From the bosonic sigma model point of view this essentialy means
that the couplings $A_{i}=0$ and ${\bar A}_{i}=0$ 
from eqn. (\ref{aipm}) i.e.
the vector like couplings in the sigma model are chiral.
With this condition ( for eg. we will consider the positive sign )
the conformal invariance conditions at one loop reduce 
to only two equations
namely;
\be
R^{+}_{uj}=\pa^{i}\big( \pa_{i}A_{j}^{+} - 
\pa_{j} A^{+}_{i} \big )=0 \label {chiric}
\ee
and
\be 
R^{+}_{uu} + \pa^{2}_{u}\phi= \pa^{i} \big( \pa_{u}A_{i}^{+} 
- \hf \pa_{i}K\big )
+ \pa^{2}_{u}\phi =0.
\ee
In consequence of the vanishing of $R^+_{uijk}$, the generalized 
curvature with three 
spatial indices, all terms involving $R^+$ and $H$, of 
rank two are identicaly
zero. This is
because they require contraction of at least one $u$ index which is
not allowed by the specific form of the metric. Next in the 
terms with $R^+$
and its derivatives, notice that $D_{v}^+$ operation on the 
background is
zero valued, as both $\gam_{v.}^{+.}$ and $H_{v..}$ 
( where the ellipses denote other indices)
are zero owing to the isometry of the background in $v$.
In consequence the operation $D^{+u}$ is
also zero from the form of the metric. Hence all such terms 
involving these derivatives are identicaly 
zero as they require contractions of the index $u$.

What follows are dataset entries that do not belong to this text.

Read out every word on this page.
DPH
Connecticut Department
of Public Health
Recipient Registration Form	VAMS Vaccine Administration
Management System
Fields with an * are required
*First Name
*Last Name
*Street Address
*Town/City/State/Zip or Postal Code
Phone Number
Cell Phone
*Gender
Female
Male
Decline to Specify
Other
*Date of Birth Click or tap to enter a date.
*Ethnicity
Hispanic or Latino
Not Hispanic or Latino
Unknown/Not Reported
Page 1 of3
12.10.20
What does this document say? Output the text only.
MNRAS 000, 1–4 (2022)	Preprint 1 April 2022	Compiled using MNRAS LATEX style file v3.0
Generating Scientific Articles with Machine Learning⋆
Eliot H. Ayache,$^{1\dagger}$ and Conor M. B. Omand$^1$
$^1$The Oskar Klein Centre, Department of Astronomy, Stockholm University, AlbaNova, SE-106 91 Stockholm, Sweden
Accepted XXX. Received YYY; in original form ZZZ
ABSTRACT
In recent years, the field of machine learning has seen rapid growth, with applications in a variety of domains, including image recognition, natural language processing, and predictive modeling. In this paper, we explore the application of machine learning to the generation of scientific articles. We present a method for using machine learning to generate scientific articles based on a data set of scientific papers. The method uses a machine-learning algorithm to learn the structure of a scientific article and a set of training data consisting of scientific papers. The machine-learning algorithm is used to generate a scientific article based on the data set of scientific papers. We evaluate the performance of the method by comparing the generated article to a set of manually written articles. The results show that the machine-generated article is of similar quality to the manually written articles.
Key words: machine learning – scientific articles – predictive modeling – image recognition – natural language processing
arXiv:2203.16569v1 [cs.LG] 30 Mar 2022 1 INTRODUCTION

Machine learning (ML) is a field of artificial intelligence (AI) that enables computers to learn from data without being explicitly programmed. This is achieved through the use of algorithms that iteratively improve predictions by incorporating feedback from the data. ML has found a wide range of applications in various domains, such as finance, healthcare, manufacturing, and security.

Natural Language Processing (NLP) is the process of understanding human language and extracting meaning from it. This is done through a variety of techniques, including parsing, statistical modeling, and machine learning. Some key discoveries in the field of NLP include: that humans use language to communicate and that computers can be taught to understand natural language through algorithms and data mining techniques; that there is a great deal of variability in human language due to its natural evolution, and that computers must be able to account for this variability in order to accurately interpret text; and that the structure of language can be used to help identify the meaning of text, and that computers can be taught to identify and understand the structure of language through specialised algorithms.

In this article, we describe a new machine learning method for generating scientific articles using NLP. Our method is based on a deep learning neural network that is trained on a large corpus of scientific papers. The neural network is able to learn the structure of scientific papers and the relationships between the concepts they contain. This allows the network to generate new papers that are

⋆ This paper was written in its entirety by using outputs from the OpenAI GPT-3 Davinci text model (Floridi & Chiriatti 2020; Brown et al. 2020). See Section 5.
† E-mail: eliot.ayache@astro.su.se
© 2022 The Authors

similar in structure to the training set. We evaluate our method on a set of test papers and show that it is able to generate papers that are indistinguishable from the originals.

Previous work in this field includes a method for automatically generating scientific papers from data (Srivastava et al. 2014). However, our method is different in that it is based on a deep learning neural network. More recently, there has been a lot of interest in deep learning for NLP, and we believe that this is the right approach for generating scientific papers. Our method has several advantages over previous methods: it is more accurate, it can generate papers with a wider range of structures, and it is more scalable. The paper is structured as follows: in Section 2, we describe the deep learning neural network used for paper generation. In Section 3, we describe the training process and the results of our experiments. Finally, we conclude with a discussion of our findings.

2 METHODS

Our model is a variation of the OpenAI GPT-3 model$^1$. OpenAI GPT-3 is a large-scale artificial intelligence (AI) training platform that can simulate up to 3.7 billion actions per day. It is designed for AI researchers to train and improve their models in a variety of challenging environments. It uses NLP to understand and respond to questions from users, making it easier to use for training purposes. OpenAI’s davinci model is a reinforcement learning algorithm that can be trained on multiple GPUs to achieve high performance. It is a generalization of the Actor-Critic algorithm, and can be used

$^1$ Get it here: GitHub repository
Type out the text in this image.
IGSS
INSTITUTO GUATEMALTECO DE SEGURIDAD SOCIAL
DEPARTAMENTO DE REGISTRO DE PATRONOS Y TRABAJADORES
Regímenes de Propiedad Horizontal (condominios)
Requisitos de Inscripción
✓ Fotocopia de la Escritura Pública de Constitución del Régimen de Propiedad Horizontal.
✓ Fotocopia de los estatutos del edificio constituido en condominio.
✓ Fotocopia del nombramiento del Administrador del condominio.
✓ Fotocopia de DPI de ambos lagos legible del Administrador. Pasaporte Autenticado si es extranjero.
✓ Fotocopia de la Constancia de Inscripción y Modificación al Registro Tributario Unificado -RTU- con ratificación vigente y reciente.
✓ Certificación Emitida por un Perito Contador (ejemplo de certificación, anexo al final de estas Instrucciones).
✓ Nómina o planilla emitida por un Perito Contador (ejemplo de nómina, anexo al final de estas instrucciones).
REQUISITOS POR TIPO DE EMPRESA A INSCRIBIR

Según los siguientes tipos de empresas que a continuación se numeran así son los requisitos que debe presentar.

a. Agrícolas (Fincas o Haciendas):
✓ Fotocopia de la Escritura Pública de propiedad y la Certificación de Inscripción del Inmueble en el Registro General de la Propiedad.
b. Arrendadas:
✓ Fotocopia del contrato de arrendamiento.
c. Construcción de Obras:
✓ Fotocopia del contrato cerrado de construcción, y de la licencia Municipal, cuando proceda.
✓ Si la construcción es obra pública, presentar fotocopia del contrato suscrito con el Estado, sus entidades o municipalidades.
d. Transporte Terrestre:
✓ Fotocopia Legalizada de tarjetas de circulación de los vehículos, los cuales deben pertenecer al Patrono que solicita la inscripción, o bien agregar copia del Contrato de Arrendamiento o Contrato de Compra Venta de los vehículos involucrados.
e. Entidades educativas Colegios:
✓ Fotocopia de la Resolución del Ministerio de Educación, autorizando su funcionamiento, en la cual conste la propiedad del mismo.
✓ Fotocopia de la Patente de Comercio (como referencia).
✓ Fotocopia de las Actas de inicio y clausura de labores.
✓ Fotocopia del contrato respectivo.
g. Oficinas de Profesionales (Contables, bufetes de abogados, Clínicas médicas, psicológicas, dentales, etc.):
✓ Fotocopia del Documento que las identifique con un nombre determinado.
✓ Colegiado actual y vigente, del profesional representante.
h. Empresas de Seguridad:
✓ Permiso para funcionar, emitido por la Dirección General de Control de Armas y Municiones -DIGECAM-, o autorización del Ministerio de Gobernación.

Simmilar considerations show that terms involving 
$D^+R^+$ and $D^+H^+$
are also vanishing.

Finally we consider terms in single $R^{+}$ of the form
$D^{+\mu}D^{+\rho}R^{+}_{\mu\nu\rho\sigma}$. 
This may be expressed in terms of the derivatives of the
generalized Ricci tensor using the generalized Bianchi identity. 
It is possible to show using this 
\cite {duval} that all such terms vanish. 
Similarly using the Killing equations for the other backgrounds
it may be shown that
all higher order terms involving the dilaton and its 
derivatives are also 
identicaly zero \cite {horo,duval,asg,ag}. 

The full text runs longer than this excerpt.